How will we consume content differently after the coronavirus crisis

and will influencers be affected?

By Esra Gurkan

Wednesday, 13th of May 2020

Nobody can predict what will happen when we are all out of lockdown. Content creators have had to change their approach in order to stay relevant and sensitive to the ongoing situation. They still need to make an income, and are having to be smart about the ways in which they do, in fear of looking like they are making money out of a tragedy, but what will the landscape look like for creators when all of this is over?
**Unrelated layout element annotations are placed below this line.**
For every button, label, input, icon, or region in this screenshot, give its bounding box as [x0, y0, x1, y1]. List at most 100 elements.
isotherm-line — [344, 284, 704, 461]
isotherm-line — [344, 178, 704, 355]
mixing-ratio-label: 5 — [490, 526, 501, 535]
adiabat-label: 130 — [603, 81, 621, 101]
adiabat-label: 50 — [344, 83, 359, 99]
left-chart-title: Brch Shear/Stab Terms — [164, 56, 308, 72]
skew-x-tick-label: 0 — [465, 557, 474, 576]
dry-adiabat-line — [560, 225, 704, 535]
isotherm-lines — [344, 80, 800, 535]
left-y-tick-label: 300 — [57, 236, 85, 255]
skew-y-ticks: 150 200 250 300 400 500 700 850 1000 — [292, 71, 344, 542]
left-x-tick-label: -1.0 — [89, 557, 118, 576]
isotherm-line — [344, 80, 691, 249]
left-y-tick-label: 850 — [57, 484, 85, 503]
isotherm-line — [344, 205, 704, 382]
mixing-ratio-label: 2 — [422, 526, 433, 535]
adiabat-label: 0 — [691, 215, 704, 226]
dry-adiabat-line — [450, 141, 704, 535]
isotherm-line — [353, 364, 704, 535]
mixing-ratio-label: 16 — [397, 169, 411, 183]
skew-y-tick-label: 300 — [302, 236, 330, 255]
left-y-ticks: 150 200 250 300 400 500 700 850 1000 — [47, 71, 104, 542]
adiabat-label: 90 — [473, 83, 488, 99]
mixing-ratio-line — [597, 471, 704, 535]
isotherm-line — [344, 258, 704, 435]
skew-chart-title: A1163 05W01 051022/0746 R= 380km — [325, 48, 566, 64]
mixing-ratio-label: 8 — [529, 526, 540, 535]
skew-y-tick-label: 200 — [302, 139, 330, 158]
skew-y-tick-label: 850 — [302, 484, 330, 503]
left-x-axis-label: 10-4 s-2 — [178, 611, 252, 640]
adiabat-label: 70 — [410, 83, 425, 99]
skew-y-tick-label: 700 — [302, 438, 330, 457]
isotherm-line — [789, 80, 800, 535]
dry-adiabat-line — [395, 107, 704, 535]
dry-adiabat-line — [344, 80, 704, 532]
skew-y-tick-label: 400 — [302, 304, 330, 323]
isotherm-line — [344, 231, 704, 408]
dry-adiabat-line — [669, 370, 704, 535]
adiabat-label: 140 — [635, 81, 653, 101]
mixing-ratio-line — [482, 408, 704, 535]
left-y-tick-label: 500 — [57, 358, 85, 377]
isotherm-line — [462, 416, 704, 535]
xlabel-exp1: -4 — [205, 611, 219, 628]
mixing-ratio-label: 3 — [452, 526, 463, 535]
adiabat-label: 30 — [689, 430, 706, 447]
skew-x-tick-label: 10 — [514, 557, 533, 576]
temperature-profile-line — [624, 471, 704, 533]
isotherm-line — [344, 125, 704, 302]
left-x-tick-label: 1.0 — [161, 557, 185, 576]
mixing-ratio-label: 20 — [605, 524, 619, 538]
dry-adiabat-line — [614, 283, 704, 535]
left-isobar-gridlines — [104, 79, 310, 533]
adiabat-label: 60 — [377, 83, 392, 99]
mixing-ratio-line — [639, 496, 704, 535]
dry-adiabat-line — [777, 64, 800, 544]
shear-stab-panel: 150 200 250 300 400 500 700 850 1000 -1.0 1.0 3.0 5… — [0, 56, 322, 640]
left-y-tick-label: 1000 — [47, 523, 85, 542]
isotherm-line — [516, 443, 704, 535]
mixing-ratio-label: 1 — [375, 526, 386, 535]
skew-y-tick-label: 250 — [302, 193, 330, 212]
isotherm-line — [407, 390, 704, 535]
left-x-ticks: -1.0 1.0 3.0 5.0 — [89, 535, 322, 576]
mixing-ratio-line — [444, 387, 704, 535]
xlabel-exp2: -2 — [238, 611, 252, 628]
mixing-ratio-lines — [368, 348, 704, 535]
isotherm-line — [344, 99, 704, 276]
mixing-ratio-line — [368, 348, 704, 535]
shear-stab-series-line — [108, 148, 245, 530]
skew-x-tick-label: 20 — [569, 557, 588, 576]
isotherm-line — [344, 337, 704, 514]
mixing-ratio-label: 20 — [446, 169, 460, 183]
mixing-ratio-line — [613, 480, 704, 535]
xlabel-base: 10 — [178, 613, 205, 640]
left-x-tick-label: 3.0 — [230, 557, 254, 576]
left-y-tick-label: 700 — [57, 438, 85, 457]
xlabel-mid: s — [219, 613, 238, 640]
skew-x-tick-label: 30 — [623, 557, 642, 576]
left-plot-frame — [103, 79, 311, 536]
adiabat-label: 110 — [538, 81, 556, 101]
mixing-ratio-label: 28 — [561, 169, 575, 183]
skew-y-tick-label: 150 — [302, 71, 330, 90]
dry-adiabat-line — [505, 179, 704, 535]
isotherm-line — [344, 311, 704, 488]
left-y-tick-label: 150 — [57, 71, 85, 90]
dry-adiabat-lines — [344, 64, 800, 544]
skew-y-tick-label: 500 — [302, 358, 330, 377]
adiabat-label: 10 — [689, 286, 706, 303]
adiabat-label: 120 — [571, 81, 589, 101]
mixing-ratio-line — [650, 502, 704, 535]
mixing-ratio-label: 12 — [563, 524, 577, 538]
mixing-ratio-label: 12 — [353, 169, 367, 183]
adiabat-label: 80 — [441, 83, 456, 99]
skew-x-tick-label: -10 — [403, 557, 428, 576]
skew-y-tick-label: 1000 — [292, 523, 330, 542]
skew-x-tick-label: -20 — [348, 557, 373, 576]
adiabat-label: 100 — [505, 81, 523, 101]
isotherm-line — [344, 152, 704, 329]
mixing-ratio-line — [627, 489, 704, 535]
I thought I’d share some of the trends I’ve spotted on my feed and my predictions for how content will change in the future. 

Cooking content

People are spending more time in the kitchen. Research shows two fifths are enjoying cooking more now, with 89% vowing to continue making food from scratch once the restrictions are lifted. This means we can probably expect to see less restaurant-perfect food covering our Instagram feeds, and more home-cooked dishes – perhaps even made using home-grown vegetables. Vegan chef Brett Cobley has been a champion of this trend, launching his #creativecupboardchallenge where followers share three ingredients they have that they don’t know how to use and he invents a recipe.

Homes over holidays

Travel content creators will undoubtedly have suffered during COVID-19. They’re no longer able to collaborate with a brand or luxury hotel in a far-flung destination at a moments’ notice. With less money spent on long-haul holidays, there will be more cash to spend on homes. After all, we’ve realised the importance of having a nice living space. Interior influencers could help people redesign their homes to be more in-keeping with a post-coronavirus world. Instead of everything being open-plan, we might well go back to wanting rooms and spaces to be separate. Having been confined to our homes, we want to make sure we’re utilising any indoor – and outdoor – space we have.

Less disposable income

In the last fortnight, nearly a quarter of British employees have been furloughed. There are also going to be redundancies and a rise in unemployment. There’s no denying that money will be tight for many. 

Meanwhile, the effort to stay at home has led to a surge in social media usage. Influencer agency Obviously has seen a whopping 22% increase in Instagram campaign impressions, meaning we are far more likely to see and interact with ads, which is good for content creators and brands that rely on audience engagement. That being said, there will be more eyes on ads, but to gain cut through, those ads will need to be even more relevant to a savvy audience with a highly selective approach to how they spend their money. Equally, influencers will need to be as considerate about how they approach advertising going forward, ensuring they’re adding value to their audience through highly selective partnerships and purpose driven content, as opposed to straightforward product promotion. 

TV-quality production

Before the pandemic, TV advertising spends were dropping and advertisers were having to look elsewhere to connect with millennials and Gen-Z audiences. This, combined with the lockdown measures, means that they now also have limited access to crew and production facilities. It feels as if content created by talent themselves provides the perfect solution. An example of this is award-winning spoken word poet and basketball player Asma Elbadawi’s TV-quality video content which was created for just £250. Granted that didn’t include fees for anyone involved, but the video showed that talent-generated content can be turned around quickly, is low-cost and the standard doesn’t have to be compromised. We were already seeing a rise in social media talent moving into mainstream media, but could the current circumstances catapult this trend forward? I believe so. 

What does this all mean?

The aftermath of the pandemic will continue for a long time, maybe even for years. Nobody can predict what will happen, but influencers will need to adapt to the ‘new normal’ for the foreseeable. It feels to me that we can expect less aspiration and more of a focus on family and friends, staying fit and healthy and going back to basics. 

Some content creators will struggle with this, while new ones will arise with a new form of content we didn’t know we needed before.